Many of the Congressional guests were visiting the White House for the first time that night. Many of them were to give Franklin Roosevelt a rough reception the very next evening when the 76th Congress chopped $150,000,000 off their host's Relief Bill (see p. 11).

That chop was the beginning, perhaps, of an Economy Congress. Or perhaps it was the fall of a fresh, young, oat-feeling Congress into the trap of a master politician. Franklin Roosevelt certainly did not worry unduly, knowing that in this era of a Permanently Unbalanced Budget, Congress would have a hard time taking his dare to economize generally--on pensions, Social Security, national defense.

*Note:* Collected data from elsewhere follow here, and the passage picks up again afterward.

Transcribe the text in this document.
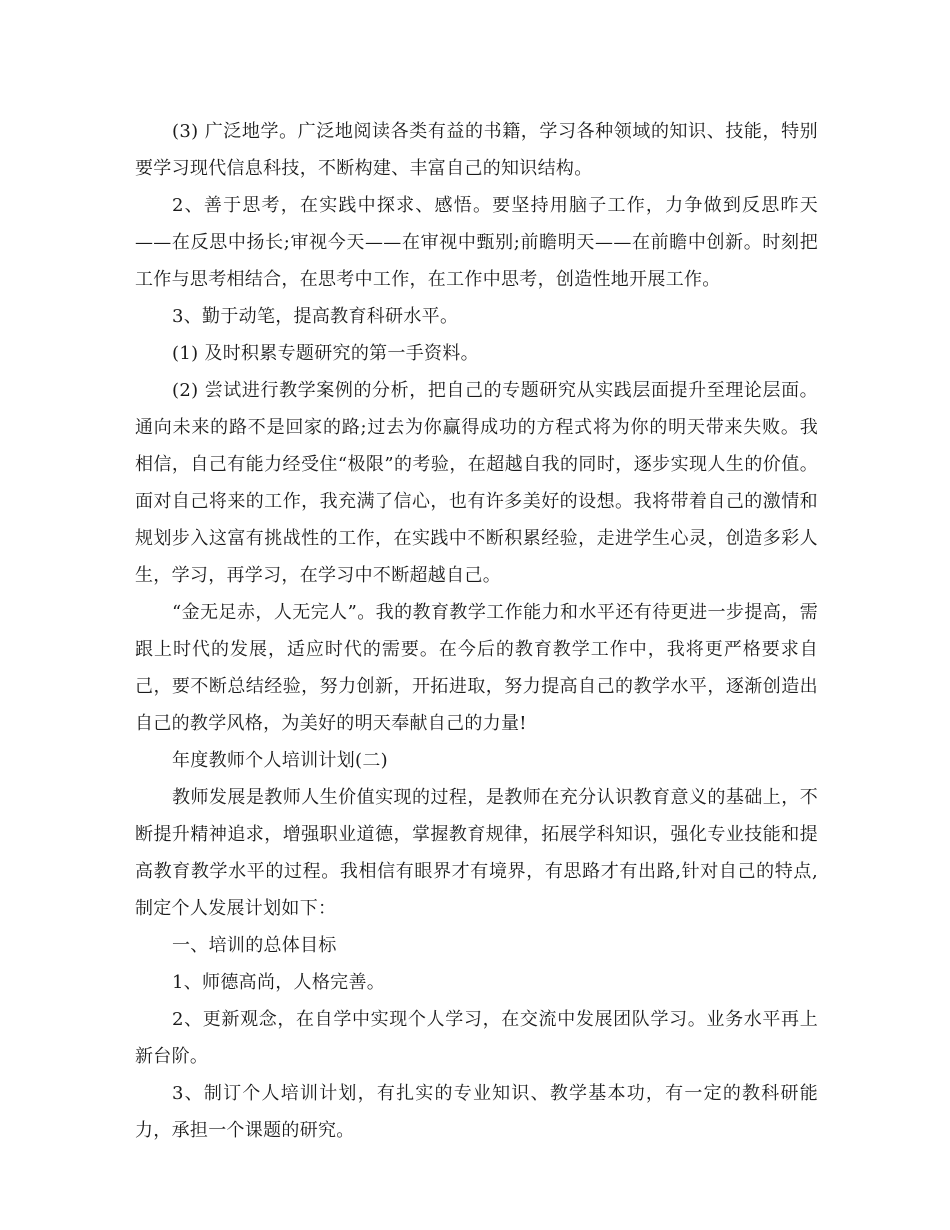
(3) 广泛地学。广泛地阅读各类有益的书籍，学习各种领域的知识、技能，特别要学习现代信息科技，不断构建、丰富自己的知识结构。

2、善于思考，在实践中探求、感悟。要坚持用脑子工作，力争做到反思昨天——在反思中扬长;审视今天——在审视中甄别;前瞻明天——在前瞻中创新。时刻把工作与思考相结合，在思考中工作，在工作中思考，创造性地开展工作。

3、勤于动笔，提高教育科研水平。

(1) 及时积累专题研究的第一手资料。

(2) 尝试进行教学案例的分析，把自己的专题研究从实践层面提升至理论层面。通向未来的路不是回家的路;过去为你赢得成功的方程式将为你的明天带来失败。我相信，自己有能力经受住“极限”的考验，在超越自我的同时，逐步实现人生的价值。面对自己将来的工作，我充满了信心，也有许多美好的设想。我将带着自己的激情和规划步入这富有挑战性的工作，在实践中不断积累经验，走进学生心灵，创造多彩人生，学习，再学习，在学习中不断超越自己。

“金无足赤，人无完人”。我的教育教学工作能力和水平还有待更进一步提高，需跟上时代的发展，适应时代的需要。在今后的教育教学工作中，我将更严格要求自己，要不断总结经验，努力创新，开拓进取，努力提高自己的教学水平，逐渐创造出自己的教学风格，为美好的明天奉献自己的力量!

年度教师个人培训计划(二)

教师发展是教师人生价值实现的过程，是教师在充分认识教育意义的基础上，不断提升精神追求，增强职业道德，掌握教育规律，拓展学科知识，强化专业技能和提高教育教学水平的过程。我相信有眼界才有境界，有思路才有出路,针对自己的特点,制定个人发展计划如下：

一、培训的总体目标

1、师德高尚，人格完善。

2、更新观念，在自学中实现个人学习，在交流中发展团队学习。业务水平再上新台阶。

3、制订个人培训计划，有扎实的专业知识、教学基本功，有一定的教科研能力，承担一个课题的研究。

> As if to hammer home the irreducibility of big Government expenditures, the President handed on to Congress a report of the Social Security Board. Mr. Roosevelt warmly approved recommendations that old-age insurance payments be started in 1940 instead of 1942, that coverage be extended to some 16,000,000 uninsured workers. Though this liberalization of benefits would inevitably siphon off some of the eventual $47,000,000,000 reserve, as the Board intended it should, the President avoided direct mention of the reserve or of the Board's advice to stop hiking payroll taxes after 1940.

> The President told Congress that the Government's real-estate holdings (parks, forests, grazing lands) which constitute one-fifth of all the land in U. S., and were exempted from over $91,000,000 in taxes in 1937, would henceforth be supervised by a nine-man interdepartmental board.

> Son Elliott said by radio that: 1) a Texan ought to be elected President soon, and 2) Vice President John Nance Garner is a fine Texan.